The aim of the current study was to evaluate primary (human bronchial epithelial cells, HBEC) and non-primary (Calu-3, BEAS-2B, BEAS-2B R1) bronchial epithelial cell culture systems as air-liquid interface- (ALI-) differentiated models for asthma research. Ability to differentiate into goblet (MUC5AC+) and ciliated (β-Tubulin IV+) cells was evaluated by confocal imaging and qPCR. Expression of tight junction/adhesion proteins (ZO-1, E-Cadherin) and development of transepithelial electrical resistance (TEER) were assessed. Primary cells showed localised MUC5AC, β-Tubulin IV, ZO-1, and E-Cadherin and developed TEER with, however, a large degree of inter- and intradonor variation. Calu-3 cells developed a more reproducible TEER and a phenotype similar to primary cells although with diffuse β-Tubulin IV staining. BEAS-2B cells did not differentiate or develop tight junctions. These data highlight the challenges in working with primary cell models and the need for careful characterisation and selection of systems to answer specific research questions.

Figure 1

Development of transepithelial electrical resistance (TEER) in cells grown at (ALI). Different primary cells and cell lines were cultured at ALI over 21–28 days. TEER was measured every 2-3 days. Results from three separate experiments are shown for each cell line/donor, six replicates per experiment. HBEC D1 is Donor 1 and HBEC D2 is Donor 2. Error bars show standard deviation.

Figure 2

Phase contrast images of cells at ALI. Different primary cells and cell lines were cultured at ALI over 21–28 days. Phase contrast images were taken at 21 days. Representative images are from three independent experiments.

Figure 3

Immunofluorescent confocal imaging of differentiation markers. Localisation patterns of β-Tubulin IV, MUC5AC, and the Mouse IgG Isotype control at 28 days ALI were evaluated as described in the methods section.

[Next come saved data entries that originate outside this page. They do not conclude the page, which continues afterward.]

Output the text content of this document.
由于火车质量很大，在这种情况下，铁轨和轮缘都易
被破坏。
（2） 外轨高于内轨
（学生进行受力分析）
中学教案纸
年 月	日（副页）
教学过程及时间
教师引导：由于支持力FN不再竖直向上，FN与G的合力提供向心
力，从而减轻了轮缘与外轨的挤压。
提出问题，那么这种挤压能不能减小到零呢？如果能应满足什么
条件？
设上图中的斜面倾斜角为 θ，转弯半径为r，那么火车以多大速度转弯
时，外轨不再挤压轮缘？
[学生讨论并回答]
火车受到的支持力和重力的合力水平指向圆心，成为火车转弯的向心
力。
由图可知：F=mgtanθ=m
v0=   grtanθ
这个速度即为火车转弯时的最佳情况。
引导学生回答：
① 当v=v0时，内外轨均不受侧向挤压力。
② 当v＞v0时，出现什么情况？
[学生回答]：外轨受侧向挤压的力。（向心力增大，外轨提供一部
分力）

Single Z-slices are shown representing maximum intensity observed, with the corresponding Z-stack image below for β-Tubulin IV and MUC5AC. Scale bar represents 50 μm. Representative images are from three independent experiments. HBEC images were taken from experiments with low TEER (Figure 1).

Figure 4

Immunofluorescent confocal imaging of tight junction proteins. Localisation patterns of ZO-1, E-Cadherin, and the Rabbit IgG Isotype control at 28 days ALI were evaluated as described in the methods section. Images shown are single Z-stack slices representing maximum intensity observed with the corresponding Z-stack image below and are of matched fields using dual staining. The corresponding Mouse Isotype control for E-Cadherin can be seen in Figure 3. Scale bar represents 50 μm. Representative images are from three independent experiments. Images for HBEC Donor 1 were taken from an experiment reaching high TEER (>350 Ω·cm²), whilst Donor 2 images were taken from an experiment reaching low TEER (Figure 1).

Figure 5

mRNA expression of differentiation and tight junction markers. Primary cells and cell lines were cultured at ALI over 21–28 days. RNA was extracted at days 7, 14, and 21 during ALI differentiation for each cell line or donor. Expression of MUC5AC (a), β-Tubulin IV (b), E-Cadherin (c), and ZO-1 (d) was measured. Data are normalised to the housekeeping gene HPRT1. Data are representative of two independent experiments. Error bars show standard deviation. Yellow, red, and blue bars represent expression at days 7, 14, and 21 post-ALI, respectively.